PR CIREBON - Dalam operasi tangkap tangan (OTT) terbaru, Penyidik Komisi Pemberantasan Korupsi (KPK) menetapkan Mensos Juliari tersangka korupsi program bantuan sosial di Kementerian Sosial untuk penanganan Covid-19 di Gedung KPK pada dini hari, Minggu 6 Desember 2020.
Dalam operasi tangkap tangan itu KPK menetapkan lima tersangka yakni Menteri Sosial Juliari P Batubara, pejabat pembuat komitmen di Kemensos Matheus Joko Santoso dan Adi Wahyono, serta dari pihak swasta Ardian IM dan Harry Sidabukke.
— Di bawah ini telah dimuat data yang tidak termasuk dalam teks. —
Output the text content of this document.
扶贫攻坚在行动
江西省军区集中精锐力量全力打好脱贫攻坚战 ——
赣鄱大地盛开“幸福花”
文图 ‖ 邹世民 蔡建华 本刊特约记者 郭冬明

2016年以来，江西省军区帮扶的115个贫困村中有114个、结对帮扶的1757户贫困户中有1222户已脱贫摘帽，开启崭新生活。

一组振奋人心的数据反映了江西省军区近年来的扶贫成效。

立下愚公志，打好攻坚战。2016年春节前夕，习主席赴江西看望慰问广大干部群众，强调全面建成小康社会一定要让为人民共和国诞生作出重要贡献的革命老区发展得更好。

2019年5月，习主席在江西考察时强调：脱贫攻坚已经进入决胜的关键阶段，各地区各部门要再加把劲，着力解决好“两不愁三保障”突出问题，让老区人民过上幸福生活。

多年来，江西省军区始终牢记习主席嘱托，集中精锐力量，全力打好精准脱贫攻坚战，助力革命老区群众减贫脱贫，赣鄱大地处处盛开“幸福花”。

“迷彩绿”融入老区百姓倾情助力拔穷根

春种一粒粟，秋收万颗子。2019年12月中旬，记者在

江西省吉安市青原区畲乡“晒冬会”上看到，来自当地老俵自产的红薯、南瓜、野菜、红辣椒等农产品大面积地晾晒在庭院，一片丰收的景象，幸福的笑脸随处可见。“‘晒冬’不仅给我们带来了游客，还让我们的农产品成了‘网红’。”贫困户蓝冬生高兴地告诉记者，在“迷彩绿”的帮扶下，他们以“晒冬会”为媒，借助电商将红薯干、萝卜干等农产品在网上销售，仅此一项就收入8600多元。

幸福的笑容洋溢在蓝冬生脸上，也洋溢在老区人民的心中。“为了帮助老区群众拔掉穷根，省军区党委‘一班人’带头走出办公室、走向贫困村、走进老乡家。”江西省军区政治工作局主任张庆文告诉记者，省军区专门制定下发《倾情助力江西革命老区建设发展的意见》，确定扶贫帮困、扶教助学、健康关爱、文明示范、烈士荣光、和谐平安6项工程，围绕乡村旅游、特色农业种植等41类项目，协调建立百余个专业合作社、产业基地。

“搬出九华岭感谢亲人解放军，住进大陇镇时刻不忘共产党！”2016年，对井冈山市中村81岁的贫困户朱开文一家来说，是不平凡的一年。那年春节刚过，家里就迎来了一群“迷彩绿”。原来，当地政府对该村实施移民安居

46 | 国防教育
KPK juga telah mengamankan uang dengan jumlah Rp14,5 miliar.
Ahli Hukum Tata Negara mengatakan ini sebagai hal yang 'luar biasa', karena pada era pemerintahan Presiden Joko Widodo (Jokowi) yang baru berlangsung selama satu tahun lebih sedikit ini, sudah dua menteri sudah ditangkap oleh KPK karena tindak pidana korupsi.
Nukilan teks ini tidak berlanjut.